Anyway, you've basically solved the problem, although you've said some questionable things. You've noticed W is a finite-dimensional vector space over Z/pZ, which is correct. If the dimension of W is t (it's not necessarily n), then you can choose a basis w_1,...,w_t for W. Any element of W will thus look like a_1w_1+...+a_tw_t with a_i in Z/pZ. Now count these suckers.

 

[Locoism]

No. The cardinality of V isn't equal to the dimension of V. Easy counterexample: an n-dimensional vector space over Z/pZ has p^n elements (which is essentially what you've noticed with your W). What is true is that the cardinality of a basis for V is equal to the dimension of V (and this is the definition of dimension).

Oh ok thank you. So what is cardinality then (talking about a vector space)?

If the dimension of W is t (it's not necessarily n), then you can choose a basis w_1,...,w_t for W. Any element of W will thus look like a_1w_1+...+a_tw_t with a_i in Z/pZ. Now count these suckers.

So then the dimension is p^t!
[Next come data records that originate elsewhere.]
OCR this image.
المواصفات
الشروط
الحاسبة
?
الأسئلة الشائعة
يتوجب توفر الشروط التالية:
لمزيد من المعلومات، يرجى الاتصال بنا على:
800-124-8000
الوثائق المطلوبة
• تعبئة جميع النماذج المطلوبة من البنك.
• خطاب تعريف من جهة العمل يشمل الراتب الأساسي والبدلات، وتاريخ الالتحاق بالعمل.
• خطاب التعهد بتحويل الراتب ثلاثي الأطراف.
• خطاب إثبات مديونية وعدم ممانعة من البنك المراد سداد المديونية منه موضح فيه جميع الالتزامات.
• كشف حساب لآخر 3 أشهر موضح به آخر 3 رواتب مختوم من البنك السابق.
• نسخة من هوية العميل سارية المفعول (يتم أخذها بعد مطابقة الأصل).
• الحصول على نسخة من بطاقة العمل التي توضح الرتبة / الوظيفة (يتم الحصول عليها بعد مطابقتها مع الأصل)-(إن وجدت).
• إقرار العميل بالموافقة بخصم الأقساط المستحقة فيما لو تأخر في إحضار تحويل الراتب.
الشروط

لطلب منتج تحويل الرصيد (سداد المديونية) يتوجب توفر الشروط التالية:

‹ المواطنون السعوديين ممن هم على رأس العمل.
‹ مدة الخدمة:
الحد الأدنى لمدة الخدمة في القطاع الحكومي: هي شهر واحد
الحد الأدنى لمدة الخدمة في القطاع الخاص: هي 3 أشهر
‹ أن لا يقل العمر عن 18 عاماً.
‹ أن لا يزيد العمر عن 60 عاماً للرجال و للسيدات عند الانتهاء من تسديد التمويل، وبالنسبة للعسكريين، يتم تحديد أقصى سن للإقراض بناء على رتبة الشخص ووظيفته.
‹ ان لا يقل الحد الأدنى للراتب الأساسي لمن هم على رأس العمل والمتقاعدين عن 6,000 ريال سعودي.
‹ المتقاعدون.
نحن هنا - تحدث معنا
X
It makes sense to say dim(W) = t, but I don't understand why it isn't n:
The system is in n unknowns, and as you said, you can form a basis {w1, w2,...,wt}. But in the standard basis, you would have {e1,...,en}, thus dim(W) = n since all bases of W have the same cardinality. Why not n?

 

[morphism]

Oh ok thank you. So what is cardinality then (talking about a vector space)?

The cardinality of a vector space is just its cardinality as a set.

So then the dimension is p^t! It makes sense to say dim(W) = t, but I don't understand why it isn't n:
The system is in n unknowns, and as you said, you can form a basis {w1, w2,...,wt}. But in the standard basis, you would have {e1,...,en}, thus dim(W) = n since all bases of W have the same cardinality. Why not n?

Try solving
x_1 + x_2 = 0
x_1 + x_2 + x_3 = 0
in Z/2Z, for example. Is dimW=3?

 

[Locoism]

The cardinality of a vector space is just its cardinality as a set.

Thank you, makes perfect sense.

Try solving
x_1 + x_2 = 0
x_1 + x_2 + x_3 = 0
in Z/2Z, for example. Is dimW=3?

Oh alright. Essentially saying dimW = t is just saying it is finite dimensional.